While those in charge fail to do what is needed to protect patients, staff, and the community, health care workers are standing up and demanding better. National Nurses United, the union representing 185,000 nurses, sprang into action when the head of the CDC insinuated that the nurses were responsible for contracting the disease due to breaching protocol. They polled nurses across the country, revealing a broad majority said their hospitals weren’t prepared to safely deal with Ebola. They went on a media offensive, bringing health care workers’ perspectives to the story. They convened a national conference call of 11,500 nurses. They also threatened to put up pickets if their safety concerns were not addressed.

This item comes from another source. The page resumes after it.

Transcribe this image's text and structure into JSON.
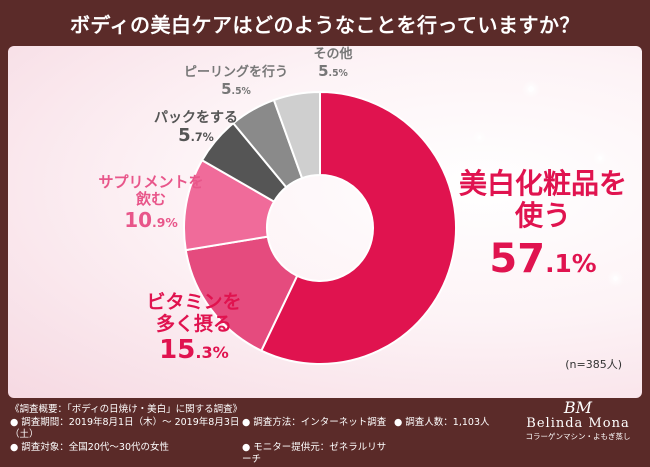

The egregious inaction by management isn’t unique to Texas Health Presbyterian, and it isn’t unique to health care. Nurses’ fear to speak out against management malpractice in the Texas Health Presbyterian Hospital can be replicated across the country. It demonstrates how workers need labor unions to give them a voice against management’s dictatorial power. It also demonstrates the validity of the socialist policy that workers should be running their workplaces rather than bosses. In a similar way, through democratic socialist planning, workers can run the economy and society far better than the two major parties and their failing capitalist system.

Both major parties started a blame game over cuts to the CDC, yet both parties agreed to cut funding to the CDC, including a $430 million cut in fiscal year 2013. The failure of the U.S. and world leaders to protect the public demonstrates the inability of capitalism, a system driven by profit rather than human need, to provide even the necessary health protections for the people of the world.